東京大学大学院 情報学環・学際情報学府 The University of Tokyo III / GSII

イベント Event

March 24, 2017

情報社会基盤卓越講義シリーズ 第10回 のお知らせ

国境を越えて進むデータの寡占化、ソフトウェア化による通信基盤の輸出、特定の国家による価値の保証を持たない仮想通貨など、情報社会基盤技術における地球規模の覇権争いが進む中、東京大学大学院・情報学環では、文理越境の観点から、情報社会基盤技術の最新動向の把握が必要であると考え、2017年2月から「情報社会基盤卓越講義シリーズ」を開講します。
受講対象者は一般とします。

In the light of the progress of planetary-scale technological competition for dominance in information society infrastructure, such as data acquisition and analysis beyond national borders, export of communication infrastructure through network softwarization, virtual currency without guarantee of value by a specific state, etc., we believe that it is essential to carefully study the latest trends in information society infrastructure technologies from interdisciplinary view points and have started “Distinguished Lecture Series on Information Society Infrastructures” in February 2017.
This lecture series is open to public not only students and faculty members at UTokyo.

第10回 情報社会基盤卓越講義 を以下のように開催します。

【講義タイトル】 オープンソースソフトウェアの開発とスマートフォン新興OSの可能性

【講師】野田哲夫 (島根大学 教授)

【分野】オープンソース

【日時】2017年3月24日 16:00-17:00

【場所】工学部2号館9階 93B
http://www.kikaib.t.u-tokyo.ac.jp/map2/

【共催】社会情報学会(SSI)

【参加】無料
(受講者は本学所属の学生・教職員に限らず一般も対象としますが、以下から登録をお願いします。)
https://goo.gl/WopjWv

【講義概要】
IT企業においてオープンソースソフトウェア(以下、OSS)の活用は一般的になっており、コスト削減のためにのみOSSを活用することは競争優位を得る要因ではなくなっている。OSSを活用したITソリューション市場で優位性を獲得するためには、OSS自体への知識、開発力を高める必要があり、そのためにOSSの開発プロセス自体に関与すること、すなわち開発プロセスの過程へ貢献することは避けられない。しかしながら、日本の多くのIT企業にとって主要OSSは,未だに活用対象であり,これに対してOSSへの開発貢献は依然として低く,日本のIT企業がOSSのフリーライダーとなっている。

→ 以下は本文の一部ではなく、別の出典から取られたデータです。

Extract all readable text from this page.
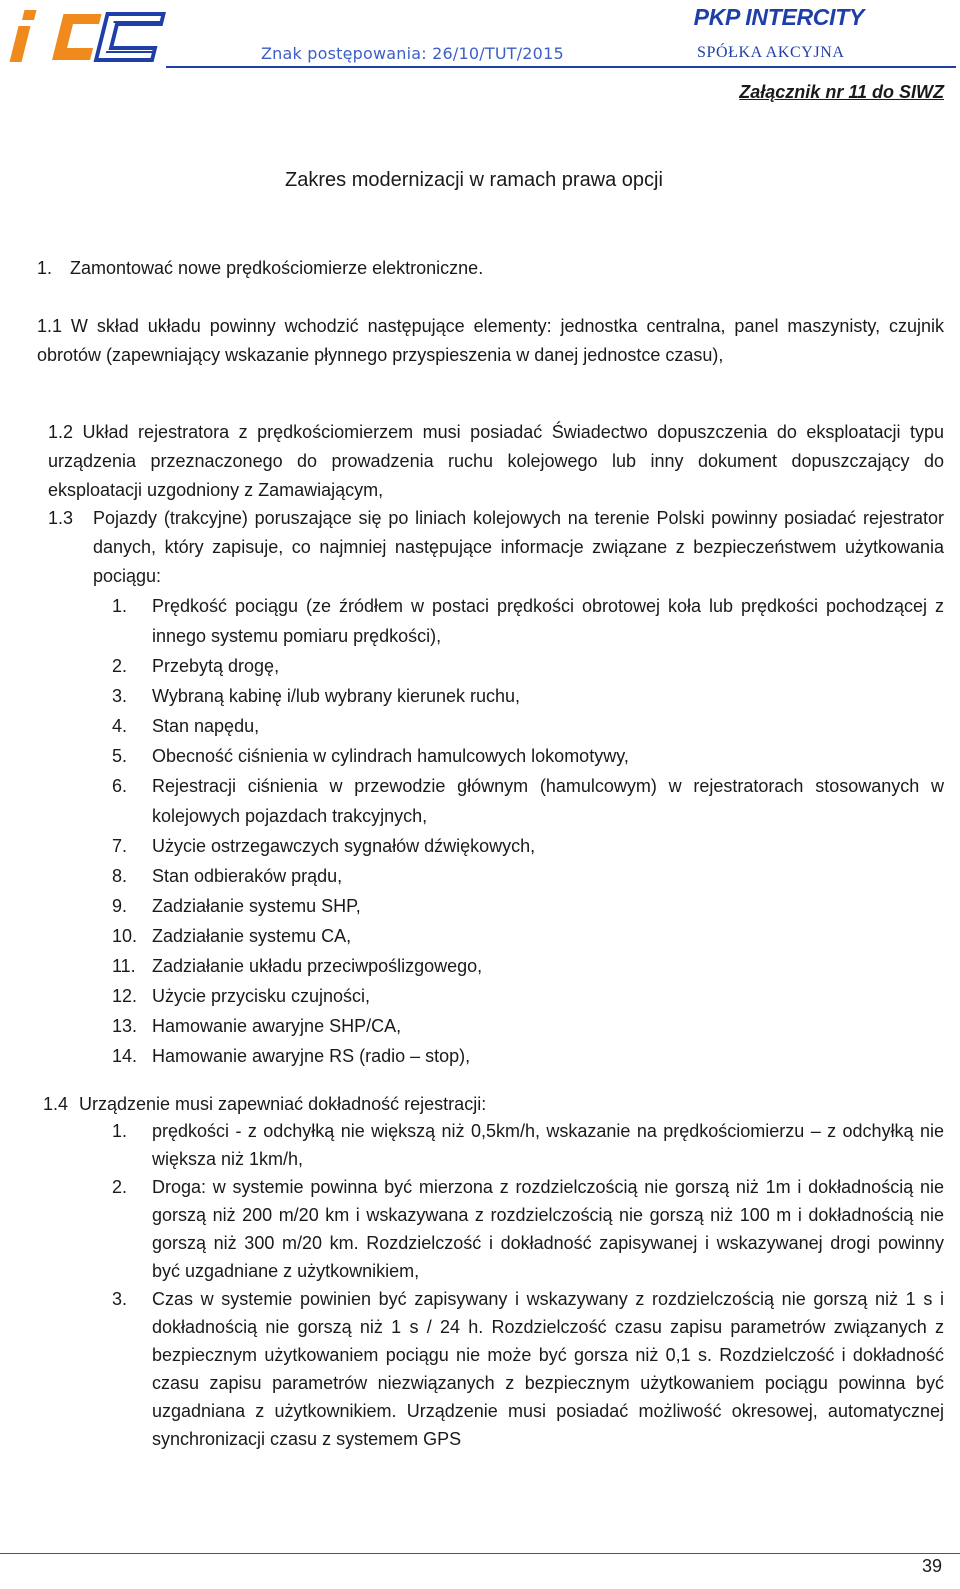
PKP INTERCITY
Znak postępowania: 26/10/TUT/2015	SPÓŁKA AKCYJNA
Załącznik nr 11 do SIWZ
Zakres modernizacji w ramach prawa opcji
1. Zamontować nowe prędkościomierze elektroniczne.
1.1 W skład układu powinny wchodzić następujące elementy: jednostka centralna, panel maszynisty, czujnik obrotów (zapewniający wskazanie płynnego przyspieszenia w danej jednostce czasu),
1.2 Układ rejestratora z prędkościomierzem musi posiadać Świadectwo dopuszczenia do eksploatacji typu urządzenia przeznaczonego do prowadzenia ruchu kolejowego lub inny dokument dopuszczający do eksploatacji uzgodniony z Zamawiającym,
1.3 Pojazdy (trakcyjne) poruszające się po liniach kolejowych na terenie Polski powinny posiadać rejestrator danych, który zapisuje, co najmniej następujące informacje związane z bezpieczeństwem użytkowania pociągu:
1.	Prędkość pociągu (ze źródłem w postaci prędkości obrotowej koła lub prędkości pochodzącej z innego systemu pomiaru prędkości),
2.	Przebytą drogę,
3.	Wybraną kabinę i/lub wybrany kierunek ruchu,
4.	Stan napędu,
5.	Obecność ciśnienia w cylindrach hamulcowych lokomotywy,
6.	Rejestracji ciśnienia w przewodzie głównym (hamulcowym) w rejestratorach stosowanych w kolejowych pojazdach trakcyjnych,
7.	Użycie ostrzegawczych sygnałów dźwiękowych,
8.	Stan odbieraków prądu,
9.	Zadziałanie systemu SHP,
10. Zadziałanie systemu CA,
11. Zadziałanie układu przeciwpoślizgowego,
12. Użycie przycisku czujności,
13. Hamowanie awaryjne SHP/CA,
14. Hamowanie awaryjne RS (radio – stop),
1.4 Urządzenie musi zapewniać dokładność rejestracji:
1.	prędkości - z odchyłką nie większą niż 0,5km/h, wskazanie na prędkościomierzu – z odchyłką nie większa niż 1km/h,
2.	Droga: w systemie powinna być mierzona z rozdzielczością nie gorszą niż 1m i dokładnością nie gorszą niż 200 m/20 km i wskazywana z rozdzielczością nie gorszą niż 100 m i dokładnością nie gorszą niż 300 m/20 km. Rozdzielczość i dokładność zapisywanej i wskazywanej drogi powinny być uzgadniane z użytkownikiem,
3.	Czas w systemie powinien być zapisywany i wskazywany z rozdzielczością nie gorszą niż 1 s i dokładnością nie gorszą niż 1 s / 24 h. Rozdzielczość czasu zapisu parametrów związanych z bezpiecznym użytkowaniem pociągu nie może być gorsza niż 0,1 s. Rozdzielczość i dokładność czasu zapisu parametrów niezwiązanych z bezpiecznym użytkowaniem pociągu powinna być uzgadniana z użytkownikiem. Urządzenie musi posiadać możliwość okresowej, automatycznej synchronizacji czasu z systemem GPS
39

一方、世界規模の携帯電話市場に占めるスマートフォンの割合はすでに70%を超え、携帯電話を生産する各メーカーはスマートフォン市場を狙いその競争が激しくなっているが、スマートフォンのOS(Operating System)の市場シェアを見るとAndroidとiOSがそれぞれの有効なビジネス戦略=プラットフォーム戦略によって世界市場の9割を占めているが、それぞれのOSともオープンソースとそのライセンスを基盤にして開発されたものである。さらに、今後低価格のスマートフォンが新興国での普及の可能性があることから、AndroidとiOS同様にオープンスースを基盤に開発された新興OSであるFirefox OSとTizen OSに着目し、今後のスマートフォン市場参入の経過と市場シェア獲得における課題について検討する。

【講師略歴】
一橋大学大学院経済学研究科を修了。島根大学で情報技術が経済に与える影響を教育・研究している。特に情報産業におけるオープンソース開発スタイルと生産性の関係、およびビジネスとコミュニティの関係についての論文を発表・国内外での学会報告を行っている。また島根大学で進めているOSSの安定化・高度化の共同研究のリーダーを務めている。